Three years ago this week, the U.S. began accepting applications for temporary deportation relief for young undocumented migrants. The program, known as Deferred Action for Childhood Arrivals, or DACA, allows recipients to work legally and receive funding for education.
"[Getting DACA] has given me a sense of empowerment," said Laura Flores, 27, of La Puente, who before had to take breaks in her education at UC Santa Barbara in order to earn for her tuition. "I don't have to feel stuck in a certain position, that I deserve better. And that I can pursue a masters degree."
To qualify, applicants had to be younger than 31 and to have arrived in the U.S. before turning 16, as of June 2012. By the end of 2013, after its first year of implementation, more than 470,000 young people had already been approved.

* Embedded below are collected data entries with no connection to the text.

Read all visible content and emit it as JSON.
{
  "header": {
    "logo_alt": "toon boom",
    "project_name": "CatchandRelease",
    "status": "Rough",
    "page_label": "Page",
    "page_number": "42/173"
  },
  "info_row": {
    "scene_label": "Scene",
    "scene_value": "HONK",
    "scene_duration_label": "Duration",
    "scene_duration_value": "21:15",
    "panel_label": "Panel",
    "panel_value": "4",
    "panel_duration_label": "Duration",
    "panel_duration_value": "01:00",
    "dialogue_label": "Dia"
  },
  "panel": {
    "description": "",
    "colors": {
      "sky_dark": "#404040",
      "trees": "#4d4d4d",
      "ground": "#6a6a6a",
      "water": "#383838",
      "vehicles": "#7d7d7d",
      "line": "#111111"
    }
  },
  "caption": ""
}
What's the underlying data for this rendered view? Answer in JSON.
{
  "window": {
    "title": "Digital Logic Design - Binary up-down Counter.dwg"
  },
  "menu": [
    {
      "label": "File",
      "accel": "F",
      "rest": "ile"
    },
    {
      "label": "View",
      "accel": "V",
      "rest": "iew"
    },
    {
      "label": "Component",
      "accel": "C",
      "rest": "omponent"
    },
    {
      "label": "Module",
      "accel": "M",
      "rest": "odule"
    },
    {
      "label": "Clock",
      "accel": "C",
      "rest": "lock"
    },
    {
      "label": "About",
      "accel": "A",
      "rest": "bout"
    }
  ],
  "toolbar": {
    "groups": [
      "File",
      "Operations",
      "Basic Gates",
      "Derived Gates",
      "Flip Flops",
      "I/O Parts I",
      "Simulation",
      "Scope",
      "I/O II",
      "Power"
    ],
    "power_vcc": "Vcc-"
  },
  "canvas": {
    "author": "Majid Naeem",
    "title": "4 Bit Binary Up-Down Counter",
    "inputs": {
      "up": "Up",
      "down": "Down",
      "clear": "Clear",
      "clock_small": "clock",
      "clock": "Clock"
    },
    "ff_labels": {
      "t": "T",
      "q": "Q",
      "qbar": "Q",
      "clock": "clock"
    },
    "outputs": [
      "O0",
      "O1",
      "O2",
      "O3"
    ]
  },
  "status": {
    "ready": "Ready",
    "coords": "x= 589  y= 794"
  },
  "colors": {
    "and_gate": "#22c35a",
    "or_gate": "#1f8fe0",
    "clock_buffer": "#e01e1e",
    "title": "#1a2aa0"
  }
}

But the program was intended to be temporary while Congress worked on more comprehensive immigration reform to address the estimated 11 million undocumented people in the country. That action has not come. With an impending presidential election, and the possibility that support will wane for DACA, or that it could even be repealed, many recipients still face an uncertain future.
"It's definitely a fear," said Chando Kem, 21, from Long Beach, also a DACA recipient. "It's a toss up for this next presidential election and we don't know who we are going to get and if they're going to be immigrant-friendly."
Last year, President Barack Obama signed an expansion of the program for parents of the youth, known as DAPA, or Deferred Action for Parents of Americans or Lawful Permanent Residents, but so far that order has been blocked in federal court.
"Right now, we're trying to just advocate more and keep pushing," said Kem.